Taking Care of Your Thyroid Health

Your body is home to a system of glands that control virtually every aspect of your health by producing hormones. From your mood to your body temperature, everything is controlled by these hormones. One vital gland in this vast network is your thyroid. Taking care of this tiny gland can be key to feeling your best.

Taking Care of Your Thyroid Health

What Your Thyroid Does For You

Your thyroid is a small gland that is located in the front of your neck and is responsible for the production of hormones that control numerous functions within your body. It takes iodine from the food that you eat to produce two hormones: triiodothyronine (T3) and thyroxine (T4). These hormones, when released into the bloodstream, are responsible for controlling the metabolism (energy) of your body’s cells.

Think of all the processes in your body that require energy — for example, your heart needs energy in order to beat properly, and your stomach uses it in order to digest food properly. Thus, when your thyroid is not working the way it should, numerous other systems are affected. If your thyroid produces too many hormones, your heart rate goes up, you lose a lot of weight, and you can feel constant anxiety. If your thyroid doesn’t produce enough hormones, then you gain weight easily, feel more fatigued, and are more sensitive to cold.
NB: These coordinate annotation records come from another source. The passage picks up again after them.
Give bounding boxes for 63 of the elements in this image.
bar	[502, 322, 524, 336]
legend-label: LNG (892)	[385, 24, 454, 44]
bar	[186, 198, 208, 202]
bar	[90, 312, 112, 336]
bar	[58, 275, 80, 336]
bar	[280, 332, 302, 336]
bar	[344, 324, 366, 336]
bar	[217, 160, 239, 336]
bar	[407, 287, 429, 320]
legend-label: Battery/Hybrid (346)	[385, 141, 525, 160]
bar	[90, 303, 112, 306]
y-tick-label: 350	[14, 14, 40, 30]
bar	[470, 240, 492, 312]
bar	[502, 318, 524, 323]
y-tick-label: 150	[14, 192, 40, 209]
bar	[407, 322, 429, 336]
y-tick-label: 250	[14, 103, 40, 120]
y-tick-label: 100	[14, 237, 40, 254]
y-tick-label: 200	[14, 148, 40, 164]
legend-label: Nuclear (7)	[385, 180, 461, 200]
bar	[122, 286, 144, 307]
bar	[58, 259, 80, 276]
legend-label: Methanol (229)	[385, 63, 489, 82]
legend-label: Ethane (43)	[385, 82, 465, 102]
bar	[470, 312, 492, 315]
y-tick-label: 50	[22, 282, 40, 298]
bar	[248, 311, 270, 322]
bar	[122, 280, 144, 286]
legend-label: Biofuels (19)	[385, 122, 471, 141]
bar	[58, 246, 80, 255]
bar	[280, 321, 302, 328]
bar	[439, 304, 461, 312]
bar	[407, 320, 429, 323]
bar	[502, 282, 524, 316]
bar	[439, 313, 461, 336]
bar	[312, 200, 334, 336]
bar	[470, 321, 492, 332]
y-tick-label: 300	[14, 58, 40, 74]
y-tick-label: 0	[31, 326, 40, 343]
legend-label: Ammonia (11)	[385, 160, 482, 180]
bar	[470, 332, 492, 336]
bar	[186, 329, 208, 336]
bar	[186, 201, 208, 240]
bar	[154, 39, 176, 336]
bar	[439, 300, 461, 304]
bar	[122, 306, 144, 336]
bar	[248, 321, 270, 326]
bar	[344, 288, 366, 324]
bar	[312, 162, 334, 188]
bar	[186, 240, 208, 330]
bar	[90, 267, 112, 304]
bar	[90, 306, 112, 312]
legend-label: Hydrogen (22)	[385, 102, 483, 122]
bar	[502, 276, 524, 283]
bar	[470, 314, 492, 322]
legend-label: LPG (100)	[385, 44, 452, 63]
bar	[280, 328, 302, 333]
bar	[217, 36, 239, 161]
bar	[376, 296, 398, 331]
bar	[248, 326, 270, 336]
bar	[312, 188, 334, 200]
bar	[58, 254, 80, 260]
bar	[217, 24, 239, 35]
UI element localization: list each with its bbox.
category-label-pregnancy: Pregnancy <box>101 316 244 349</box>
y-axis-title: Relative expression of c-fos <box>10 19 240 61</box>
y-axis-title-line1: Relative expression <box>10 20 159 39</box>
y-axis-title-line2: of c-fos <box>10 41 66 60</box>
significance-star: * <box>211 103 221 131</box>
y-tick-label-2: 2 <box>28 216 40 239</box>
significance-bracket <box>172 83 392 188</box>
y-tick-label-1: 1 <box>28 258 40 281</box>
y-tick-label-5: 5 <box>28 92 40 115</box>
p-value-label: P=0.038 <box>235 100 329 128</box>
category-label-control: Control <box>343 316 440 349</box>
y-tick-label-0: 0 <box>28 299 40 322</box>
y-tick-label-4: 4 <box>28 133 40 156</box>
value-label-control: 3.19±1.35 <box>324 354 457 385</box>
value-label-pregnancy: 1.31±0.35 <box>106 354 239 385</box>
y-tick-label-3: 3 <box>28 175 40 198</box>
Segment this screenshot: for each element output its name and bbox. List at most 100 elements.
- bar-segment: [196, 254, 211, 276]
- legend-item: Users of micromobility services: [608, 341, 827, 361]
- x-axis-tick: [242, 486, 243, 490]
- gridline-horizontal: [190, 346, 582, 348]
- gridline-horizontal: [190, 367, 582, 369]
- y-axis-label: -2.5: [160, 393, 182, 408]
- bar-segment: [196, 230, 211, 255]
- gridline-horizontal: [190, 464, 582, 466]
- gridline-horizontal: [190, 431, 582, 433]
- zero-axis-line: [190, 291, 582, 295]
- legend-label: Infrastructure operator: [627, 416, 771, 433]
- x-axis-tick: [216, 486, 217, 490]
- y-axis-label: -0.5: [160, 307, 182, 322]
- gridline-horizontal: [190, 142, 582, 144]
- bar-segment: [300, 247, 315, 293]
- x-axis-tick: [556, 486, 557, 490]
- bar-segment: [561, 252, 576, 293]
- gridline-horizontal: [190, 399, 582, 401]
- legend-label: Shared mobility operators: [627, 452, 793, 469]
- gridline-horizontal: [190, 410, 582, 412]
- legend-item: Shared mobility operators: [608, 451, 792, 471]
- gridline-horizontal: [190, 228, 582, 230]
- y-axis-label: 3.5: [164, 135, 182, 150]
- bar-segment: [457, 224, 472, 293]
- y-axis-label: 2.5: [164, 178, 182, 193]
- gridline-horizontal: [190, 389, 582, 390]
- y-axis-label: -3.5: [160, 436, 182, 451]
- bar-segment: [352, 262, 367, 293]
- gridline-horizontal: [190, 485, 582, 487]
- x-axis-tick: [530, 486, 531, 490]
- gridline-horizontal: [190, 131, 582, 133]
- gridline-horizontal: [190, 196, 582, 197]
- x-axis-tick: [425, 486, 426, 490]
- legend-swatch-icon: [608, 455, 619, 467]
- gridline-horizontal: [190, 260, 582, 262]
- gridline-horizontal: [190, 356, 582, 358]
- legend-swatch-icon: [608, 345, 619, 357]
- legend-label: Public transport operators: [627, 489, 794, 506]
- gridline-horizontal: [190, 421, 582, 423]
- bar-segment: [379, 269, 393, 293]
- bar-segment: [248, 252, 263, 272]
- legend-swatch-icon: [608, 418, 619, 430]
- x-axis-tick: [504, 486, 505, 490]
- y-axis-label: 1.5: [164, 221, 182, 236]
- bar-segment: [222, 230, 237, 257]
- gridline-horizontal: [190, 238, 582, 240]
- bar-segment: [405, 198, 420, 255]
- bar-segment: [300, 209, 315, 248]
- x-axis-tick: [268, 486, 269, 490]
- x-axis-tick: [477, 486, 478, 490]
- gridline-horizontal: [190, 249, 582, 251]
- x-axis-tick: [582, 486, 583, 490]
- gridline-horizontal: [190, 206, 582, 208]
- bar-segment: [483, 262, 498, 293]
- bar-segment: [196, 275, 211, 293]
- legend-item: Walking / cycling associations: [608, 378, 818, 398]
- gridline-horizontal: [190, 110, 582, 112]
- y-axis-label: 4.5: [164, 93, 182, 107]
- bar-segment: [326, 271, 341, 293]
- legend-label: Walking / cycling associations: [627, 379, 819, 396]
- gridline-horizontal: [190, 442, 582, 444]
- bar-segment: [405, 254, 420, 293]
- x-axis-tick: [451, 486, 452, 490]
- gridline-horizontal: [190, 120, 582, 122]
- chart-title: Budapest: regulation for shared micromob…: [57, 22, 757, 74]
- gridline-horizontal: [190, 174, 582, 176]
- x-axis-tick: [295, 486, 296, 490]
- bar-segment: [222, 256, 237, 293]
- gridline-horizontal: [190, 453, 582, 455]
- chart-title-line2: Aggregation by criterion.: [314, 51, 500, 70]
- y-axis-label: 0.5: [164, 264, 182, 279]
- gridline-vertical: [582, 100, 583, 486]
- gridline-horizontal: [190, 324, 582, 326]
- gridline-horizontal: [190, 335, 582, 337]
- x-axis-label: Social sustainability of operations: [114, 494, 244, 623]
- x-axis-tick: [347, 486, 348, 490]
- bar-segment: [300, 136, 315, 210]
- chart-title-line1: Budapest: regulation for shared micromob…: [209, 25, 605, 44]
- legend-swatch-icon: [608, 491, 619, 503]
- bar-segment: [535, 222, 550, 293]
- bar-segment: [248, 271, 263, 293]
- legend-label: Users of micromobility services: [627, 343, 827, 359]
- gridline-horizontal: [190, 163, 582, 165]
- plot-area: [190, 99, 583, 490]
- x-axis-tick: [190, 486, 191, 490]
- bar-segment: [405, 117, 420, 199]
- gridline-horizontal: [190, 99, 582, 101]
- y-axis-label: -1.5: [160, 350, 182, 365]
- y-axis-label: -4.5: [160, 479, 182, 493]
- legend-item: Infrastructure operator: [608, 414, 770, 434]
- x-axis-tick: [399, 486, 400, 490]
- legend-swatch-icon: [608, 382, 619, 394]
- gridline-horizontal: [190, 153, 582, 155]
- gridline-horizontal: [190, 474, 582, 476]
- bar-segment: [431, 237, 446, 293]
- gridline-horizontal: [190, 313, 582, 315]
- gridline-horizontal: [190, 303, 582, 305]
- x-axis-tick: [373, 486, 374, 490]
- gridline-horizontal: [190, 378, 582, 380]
Your thyroid plays an important role in your overall health and, therefore, deserves your attention. Don’t wait until you have problems to take care of it. There are simple things you can do to maintain or improve your thyroid health.

What You Can Do For Your Thyroid

For many people, small changes to lifestyle and diet can play a major role in improving thyroid health. If you feel that your thyroid may not be performing at quite the level you need it to, you may benefit from some of these simple changes.

  1. Exercise regularly. Put on your sneakers and timer, and get moving. It doesn’t take much to make a noticeable difference for your thyroid. Simply getting yourself moving for 30-60 minutes at least four days a week can stimulate your thyroid.
  2. Avoid foods that aren’t good for thyroid health. Your thyroid needs iodine. Certain foods will block your body’s absorption of iodine and leave your thyroid begging for more. If you have problems with hypothyroidism (under active thyroid), it’s best to avoid such foods as broccoli, kale, cabbage, and cauliflower (especially in raw form).
  3. Maintain healthy levels of vitamin D. Researchers have found that a lack of vitamin D can leave your thyroid susceptible to injury. If you are not getting enough vitamin D, then consider eating more foods rich in vitamin D (milk, fish, meat) or taking a supplement.
  4. Eat healthy fats. Fats help your body to use key vitamins in the foods that you eat. They also aid in the production of hormones. The kinds of fats that you eat are crucial to thyroid health. Saturated fats work to counteract the effects of hypothyroidism. They have been shown to improve your body’s insulin response, which aids in maintaining balanced blood sugar levels and reducing stress hormones. Stick to foods like natural butter, coconut oil, and meat from grass-fed animals. Other healthy sources of fat include olive oil, avocado, and fish.
  5. Reduce the amount of perfume you wear on your neck. What you put on your skin gets absorbed into your body. Many perfumes are filled with harsh chemicals that, when applied to the neck, are mostly absorbed into the thyroid. For optimal thyroid health, it is best choose perfumes that don’t have chemicals in them, such as ones containing essential oils.

By implementing these straightforward lifestyle changes, you can improve the quality of your thyroid health and save yourself from problems down the road. Your thyroid is an essential part of your body’s health and well-being. Treat it right and it will return the favor.